Tiens, aussi surprenant que ce soit, je suis tombé l’autre soir sur un très bon film à la télé (oui, je parle de la télé en direct, pas d’un DVD ou d’un download ou autre). C’est rare, mais ça fait du bien. Un film dont j’avais beaucoup entendu parler mais jamais vu, et je me suis dit qu’il était temps de remplir ce vide dans ma culture. J’ai donc regardé Lord of War, un film de 2005 de Andrew Nicol (celui du très bon Gattaca et du sympathique In Time). Le réalisateur s’est ici inspiré de faits réels, en combinant divers trafiquants d’armes dans le monde, pour créer le personnage de Yuri Orlov, ukrainien arrivé enfant aux USA avec une famille se faisant passer pour des Juifs persécutés. Yuri ne se contentera pas de petits boulots et il saisira une première opportunité de vente d’armes pour rentrer dans le business, y entraînant son jeune frère Vitali. La fortune va venir assez rapidement. La gloire et la renommée aussi, faisant de Yuri le plus grand trafiquant d’armes, au bénéfice d’un véritable empire planétaire. Traqué par les hommes d’Interpol, il se jouera des lois en les contournant avec une facilité déconcertante. Sa tchatche et son talent pour les relations humaines feront de lui un milliardaire. Le film va donc suivre Yuri, ses bonnes affaires, ses soucis, ses amours, sa famille, et ce jusqu’à sa perte. Le tout est raconté en voix off par Yuri qui nous explique toutes ses prises de position.

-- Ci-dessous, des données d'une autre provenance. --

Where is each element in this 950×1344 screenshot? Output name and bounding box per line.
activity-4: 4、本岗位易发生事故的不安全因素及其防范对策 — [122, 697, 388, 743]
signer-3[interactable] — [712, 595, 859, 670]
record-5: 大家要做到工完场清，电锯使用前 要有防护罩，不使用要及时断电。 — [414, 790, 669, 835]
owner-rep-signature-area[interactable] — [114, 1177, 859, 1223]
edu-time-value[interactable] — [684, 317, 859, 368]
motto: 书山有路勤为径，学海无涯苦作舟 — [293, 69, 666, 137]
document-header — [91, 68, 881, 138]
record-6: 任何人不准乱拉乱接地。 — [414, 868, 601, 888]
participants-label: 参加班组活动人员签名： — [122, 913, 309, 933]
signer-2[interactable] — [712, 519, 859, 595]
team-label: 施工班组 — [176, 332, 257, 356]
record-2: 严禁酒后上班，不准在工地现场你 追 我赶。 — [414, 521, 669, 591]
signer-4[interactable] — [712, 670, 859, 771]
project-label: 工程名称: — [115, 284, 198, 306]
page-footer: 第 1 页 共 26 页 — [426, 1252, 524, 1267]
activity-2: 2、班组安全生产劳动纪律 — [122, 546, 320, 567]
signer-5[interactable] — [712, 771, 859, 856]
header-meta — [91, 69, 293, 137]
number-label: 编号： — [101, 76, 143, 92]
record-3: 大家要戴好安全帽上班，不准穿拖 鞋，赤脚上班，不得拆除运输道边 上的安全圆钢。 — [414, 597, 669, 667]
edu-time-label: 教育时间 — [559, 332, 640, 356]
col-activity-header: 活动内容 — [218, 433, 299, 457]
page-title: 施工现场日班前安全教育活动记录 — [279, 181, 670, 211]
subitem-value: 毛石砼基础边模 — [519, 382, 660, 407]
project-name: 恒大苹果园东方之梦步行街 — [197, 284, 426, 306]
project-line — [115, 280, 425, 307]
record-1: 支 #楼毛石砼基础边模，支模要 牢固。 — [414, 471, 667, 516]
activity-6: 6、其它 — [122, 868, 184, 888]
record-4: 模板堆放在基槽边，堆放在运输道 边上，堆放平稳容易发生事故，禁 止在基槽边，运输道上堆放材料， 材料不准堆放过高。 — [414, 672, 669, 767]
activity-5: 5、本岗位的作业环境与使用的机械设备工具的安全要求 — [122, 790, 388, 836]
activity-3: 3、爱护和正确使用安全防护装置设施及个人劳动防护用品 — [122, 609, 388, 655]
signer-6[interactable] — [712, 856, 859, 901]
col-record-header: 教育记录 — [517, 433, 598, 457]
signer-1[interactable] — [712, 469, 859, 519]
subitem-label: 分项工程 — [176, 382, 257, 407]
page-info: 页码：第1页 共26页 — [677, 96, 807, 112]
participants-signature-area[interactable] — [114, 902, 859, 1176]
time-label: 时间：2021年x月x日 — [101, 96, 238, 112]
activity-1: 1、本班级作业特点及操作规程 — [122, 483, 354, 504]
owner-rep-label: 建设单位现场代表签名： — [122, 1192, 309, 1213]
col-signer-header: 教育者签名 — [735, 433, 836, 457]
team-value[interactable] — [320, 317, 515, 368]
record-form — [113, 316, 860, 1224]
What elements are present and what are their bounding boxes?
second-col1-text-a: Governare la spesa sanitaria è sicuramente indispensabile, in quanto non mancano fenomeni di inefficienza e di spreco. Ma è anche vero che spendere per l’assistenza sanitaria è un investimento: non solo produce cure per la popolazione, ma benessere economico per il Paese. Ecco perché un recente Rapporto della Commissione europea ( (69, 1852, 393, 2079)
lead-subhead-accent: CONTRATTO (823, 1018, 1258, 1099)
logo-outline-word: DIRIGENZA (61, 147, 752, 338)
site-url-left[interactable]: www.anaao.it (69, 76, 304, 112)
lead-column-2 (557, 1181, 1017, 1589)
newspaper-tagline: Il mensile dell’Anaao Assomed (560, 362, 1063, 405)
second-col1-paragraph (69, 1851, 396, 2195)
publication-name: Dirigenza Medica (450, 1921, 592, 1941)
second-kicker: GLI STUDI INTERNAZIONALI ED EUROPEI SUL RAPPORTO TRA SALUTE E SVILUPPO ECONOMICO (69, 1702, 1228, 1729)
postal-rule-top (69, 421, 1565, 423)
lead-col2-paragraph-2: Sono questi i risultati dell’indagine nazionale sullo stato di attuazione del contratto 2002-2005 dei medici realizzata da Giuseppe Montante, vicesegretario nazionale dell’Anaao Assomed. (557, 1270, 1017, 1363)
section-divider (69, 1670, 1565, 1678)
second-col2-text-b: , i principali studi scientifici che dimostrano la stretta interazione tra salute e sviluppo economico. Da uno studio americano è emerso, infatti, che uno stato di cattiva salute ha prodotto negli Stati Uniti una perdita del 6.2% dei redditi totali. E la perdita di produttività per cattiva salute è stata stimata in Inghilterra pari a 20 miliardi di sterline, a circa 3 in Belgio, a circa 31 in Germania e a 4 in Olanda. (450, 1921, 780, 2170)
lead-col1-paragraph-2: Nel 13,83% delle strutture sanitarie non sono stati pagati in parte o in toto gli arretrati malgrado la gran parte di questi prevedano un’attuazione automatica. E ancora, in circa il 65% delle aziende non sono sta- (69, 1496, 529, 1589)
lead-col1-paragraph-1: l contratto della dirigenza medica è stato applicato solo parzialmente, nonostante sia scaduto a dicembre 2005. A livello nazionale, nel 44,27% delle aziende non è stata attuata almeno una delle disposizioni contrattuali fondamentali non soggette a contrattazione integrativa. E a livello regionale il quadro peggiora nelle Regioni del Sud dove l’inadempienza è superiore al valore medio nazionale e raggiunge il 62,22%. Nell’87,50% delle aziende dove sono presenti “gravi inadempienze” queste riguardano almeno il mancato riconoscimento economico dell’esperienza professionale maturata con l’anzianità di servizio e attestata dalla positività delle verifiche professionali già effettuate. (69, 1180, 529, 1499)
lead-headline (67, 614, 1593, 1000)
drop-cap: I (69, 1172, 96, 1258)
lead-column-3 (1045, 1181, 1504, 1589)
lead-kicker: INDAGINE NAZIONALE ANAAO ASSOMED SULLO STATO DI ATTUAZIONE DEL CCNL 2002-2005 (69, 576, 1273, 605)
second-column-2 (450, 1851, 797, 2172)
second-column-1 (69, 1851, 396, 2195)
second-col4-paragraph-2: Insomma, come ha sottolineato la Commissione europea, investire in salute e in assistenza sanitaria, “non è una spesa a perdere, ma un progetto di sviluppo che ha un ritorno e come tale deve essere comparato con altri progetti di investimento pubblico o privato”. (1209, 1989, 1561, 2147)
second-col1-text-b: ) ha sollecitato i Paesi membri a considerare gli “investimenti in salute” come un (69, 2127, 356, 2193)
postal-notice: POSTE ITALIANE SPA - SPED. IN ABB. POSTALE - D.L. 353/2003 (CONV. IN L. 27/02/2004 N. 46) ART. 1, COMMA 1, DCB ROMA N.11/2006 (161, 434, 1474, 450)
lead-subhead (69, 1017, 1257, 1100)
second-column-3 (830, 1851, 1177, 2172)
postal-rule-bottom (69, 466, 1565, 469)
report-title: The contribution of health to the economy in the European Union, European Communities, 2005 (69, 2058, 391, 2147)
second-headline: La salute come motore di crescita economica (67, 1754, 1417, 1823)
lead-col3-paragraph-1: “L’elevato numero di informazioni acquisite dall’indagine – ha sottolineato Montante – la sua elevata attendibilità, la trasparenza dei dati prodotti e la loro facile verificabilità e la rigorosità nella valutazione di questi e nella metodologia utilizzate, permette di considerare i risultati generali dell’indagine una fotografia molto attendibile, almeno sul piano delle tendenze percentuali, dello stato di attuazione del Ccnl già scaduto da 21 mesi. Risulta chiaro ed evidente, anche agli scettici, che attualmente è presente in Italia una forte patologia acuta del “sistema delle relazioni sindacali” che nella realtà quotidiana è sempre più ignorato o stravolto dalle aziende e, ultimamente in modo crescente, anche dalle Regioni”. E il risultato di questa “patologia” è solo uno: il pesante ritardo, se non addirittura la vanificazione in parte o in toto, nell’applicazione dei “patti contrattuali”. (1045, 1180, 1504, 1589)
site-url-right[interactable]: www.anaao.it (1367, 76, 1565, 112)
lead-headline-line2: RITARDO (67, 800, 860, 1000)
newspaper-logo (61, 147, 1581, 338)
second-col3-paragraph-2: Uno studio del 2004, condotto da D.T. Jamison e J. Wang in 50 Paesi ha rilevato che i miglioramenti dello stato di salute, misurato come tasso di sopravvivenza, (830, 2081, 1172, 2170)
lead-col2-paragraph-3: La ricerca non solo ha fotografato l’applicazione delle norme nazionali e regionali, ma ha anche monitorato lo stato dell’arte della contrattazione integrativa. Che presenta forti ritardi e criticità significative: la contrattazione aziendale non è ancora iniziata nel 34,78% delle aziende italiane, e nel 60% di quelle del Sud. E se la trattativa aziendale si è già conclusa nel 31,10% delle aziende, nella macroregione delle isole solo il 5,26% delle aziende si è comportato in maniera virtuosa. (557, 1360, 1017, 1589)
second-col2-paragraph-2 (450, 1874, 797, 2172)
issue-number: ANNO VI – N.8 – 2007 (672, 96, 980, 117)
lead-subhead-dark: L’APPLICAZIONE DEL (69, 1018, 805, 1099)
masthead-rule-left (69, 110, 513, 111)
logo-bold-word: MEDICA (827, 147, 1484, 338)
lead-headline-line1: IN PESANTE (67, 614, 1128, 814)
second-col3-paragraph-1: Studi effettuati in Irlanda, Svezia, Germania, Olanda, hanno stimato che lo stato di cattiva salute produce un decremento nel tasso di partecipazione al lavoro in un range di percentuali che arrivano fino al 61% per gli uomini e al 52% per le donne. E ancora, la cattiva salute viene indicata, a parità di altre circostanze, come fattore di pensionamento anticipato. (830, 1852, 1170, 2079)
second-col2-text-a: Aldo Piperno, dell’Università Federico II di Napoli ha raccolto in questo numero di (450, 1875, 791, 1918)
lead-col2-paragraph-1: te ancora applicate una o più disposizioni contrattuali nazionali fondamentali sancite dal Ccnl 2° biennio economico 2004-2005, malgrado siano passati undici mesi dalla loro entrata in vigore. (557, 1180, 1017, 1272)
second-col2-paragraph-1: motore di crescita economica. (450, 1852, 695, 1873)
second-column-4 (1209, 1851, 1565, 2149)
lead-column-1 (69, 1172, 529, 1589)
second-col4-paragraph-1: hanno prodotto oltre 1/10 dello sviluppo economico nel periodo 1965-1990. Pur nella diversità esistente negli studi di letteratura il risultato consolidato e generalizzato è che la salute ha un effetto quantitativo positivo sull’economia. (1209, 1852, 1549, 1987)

J’ai beaucoup apprécié ce film atrocement cynique et débordant d’un humour noir, complètement amoral. La voix off de Yuri nous explique ses raisons, ce qui le pousse à agir, ses états d’âme, elle nous fait découvrir un homme sans aucun remords, sans morale, pour qui la recherche du succès et de la fortune est la route à suivre, quitte à se débarrasser de tout obstacle. Dès le début, une petite tirade nous met directement dans le bain : « On estime à environ 550 millions le nombre d’armes à feu actuellement en circulation. Autrement dit il y a un homme sur douze qui est armé sur cette planète. La seule question c’est… comment armer les onze autres? » le style est posé, le cadre est là. On sait où on va, on sait qui est notre protagoniste, et on se prépare donc à suivre ce pourri tout au long de sa carrière. C’est terrible, mais on se laisse facilement prendre au jeu. Finalement, Yuri accède ainsi à ce fameux rêve américain qui veut que tout le monde peut réussir s’il s’en donne la peine et les moyens. Quelques autres citations pour vous placer le truc : « Je n’ai jamais fait d’affaires avec Ben Laden. Pas pour des raisons morales, mais parce qu’à l’époque il faisait des chèques en bois. » « J’ai autant de clients de gauche que de droite, je travaillerais même avec des pacifistes mais ce ne sont pas d’assez gros consommateurs. » N’est-ce pas délicieux? Bien sur, il faut aimer ce ton cynique. Et quand on sait que les événements du film sont tirés d’événements réels, on se dit que notre monde est quand même salement pourri…
La réalisation réussit à garder un rythme prenant, alternant des scènes de négociations, la vie dans le beau monde, avec des scènes plus enlevées avec de l’action. On a une très bonne progression des personnages, de la situation, on sent monter la tension avec ce fameux « il va bien finir par se faire avoir » qui revient constamment en tête, un peu comme dans Catch Me if You Can. Cette attente du quand et comment Yuri tombera est le fil rouge du film. Et il va bine finir par tomber, même si la fin reste aussi amorale que le reste du film ; cette fin qui le rend du coup encore plus crédible.
Niveau acteurs, je ne suis pas très fan de Nicolas Cage. Je ne sais pas, il a un petit quelque chose qui ne me convainc pas. Et pourtant ici il s’en sort bien dans son rôle de cynique absolu. A ses côtés, Jared Leto et Bridget Moynahan sont très bons. J’ai aussi beaucoup apprécié les prestations de Eammon Walker et Sammi Rotibi en dictateurs africains fous furieux.
Un très bon film, très agréable, qui permet de poser un regard froid sur ce monde du trafic d’armes, un univers de fou brassant des milliards, un empire couvrant le monde entier et jouant complètement sur la misère humaine et la mort.